In the hallowed halls of Wei-Ling Gallery in Brickfields this month, Cheong Kiet Cheng embarks on her second solo exhibition to date. And what an ambitious leap it is for the emerging artist, whose works feature a cacophony of symbols, making each and every painting a playground for the eyes. Très fun. One piece in particular, ‘We Have No Happy and Sad’, is an animal-filled composition that Zoo Negara ought to consider using in their marketing collaterals; and in ‘Fly With Wolf’ a woman rides the eponymous beast through mountainous terrain with an assortment of fairytale creatures hovering close by.

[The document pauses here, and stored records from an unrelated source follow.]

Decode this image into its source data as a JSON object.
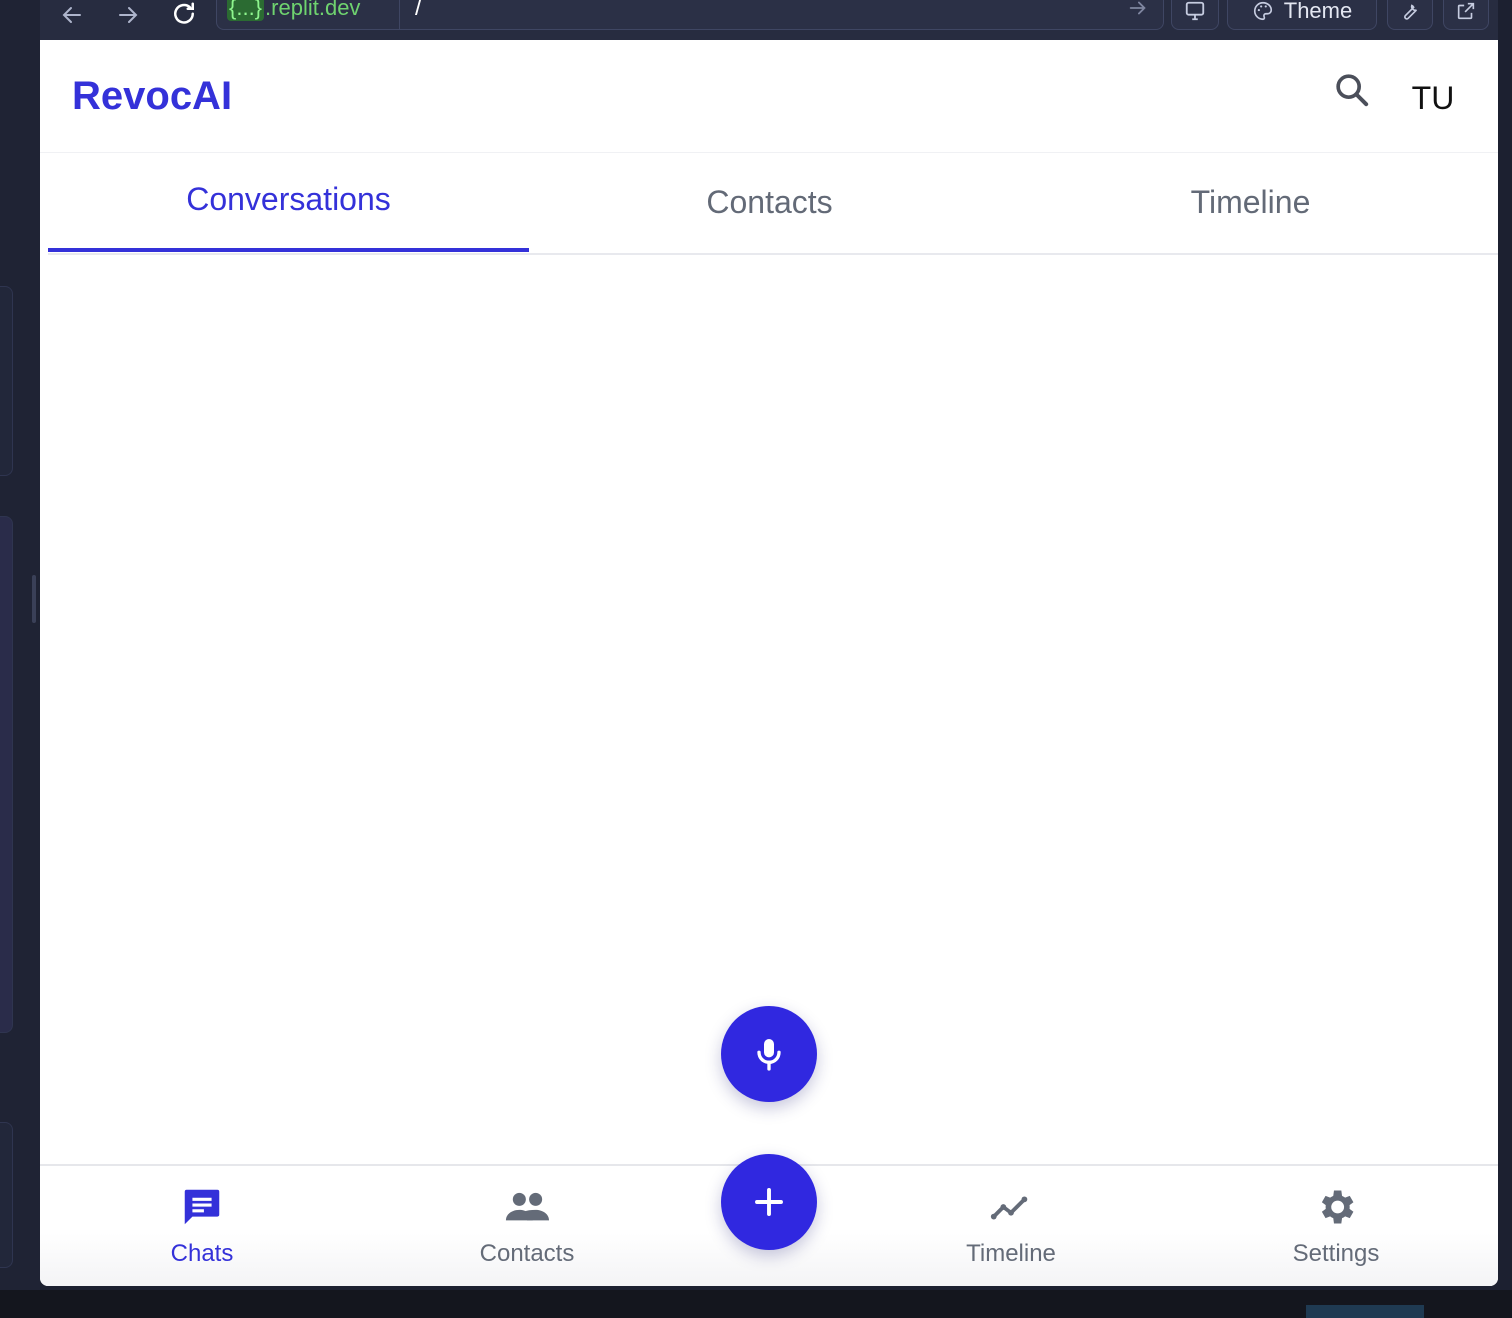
{
  "browser": {
    "url_chip": "{...}",
    "url_domain": ".replit.dev",
    "url_path": "/",
    "theme_label": "Theme"
  },
  "app": {
    "brand": "RevocAI",
    "avatar_initials": "TU"
  },
  "tabs": [
    {
      "label": "Conversations",
      "active": true
    },
    {
      "label": "Contacts",
      "active": false
    },
    {
      "label": "Timeline",
      "active": false
    }
  ],
  "bottom_nav": [
    {
      "label": "Chats",
      "icon": "chat-icon",
      "active": true
    },
    {
      "label": "Contacts",
      "icon": "people-icon",
      "active": false
    },
    {
      "label": "Timeline",
      "icon": "trend-icon",
      "active": false
    },
    {
      "label": "Settings",
      "icon": "gear-icon",
      "active": false
    }
  ],
  "fabs": [
    {
      "icon": "microphone-icon"
    },
    {
      "icon": "plus-icon"
    }
  ],
  "colors": {
    "brand": "#3431d9",
    "fab": "#3028e0",
    "inactive_text": "#636a77",
    "toolbar": "#272c40",
    "url_green": "#6fd36f"
  }
}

Still, these cheeky (and surface) interpretations aren’t indicative of Cheong’s true purpose behind this range of pieces. ‘Kiet Cheng’s latest body of work explores the laws of the universe where all beings in this space go through the impermanent process of birth, ageing, sickness and death. She uses images of humans, animals, flowers and plants to convey love, beauty, and life and death,’ explain the gallery; impermanence, to be concise, and life’s fleeting and transitory qualities. Sound Buddhist to you? Cheong’s colourful paintings certainly seem to carry the religion’s teachings, and this tangent is confirmed by the artist herself: ‘The world we live in, what we see, hear and feel, they are a projection of the mind.’
Rest assured, these aren’t temple paintings and Cheong’s mind projections are contemporary delights to savour. At once surreal by way of Leonora Carrington and with rings of references to the works of Malaysian artists Tan Chin Kuan and Eng Hwee Chu, Cheong’s paintings carry the whimsy of illustrated books and a style that’s truly her own. With this exhibition, we’d even go so far as to say that your heart might sing a little.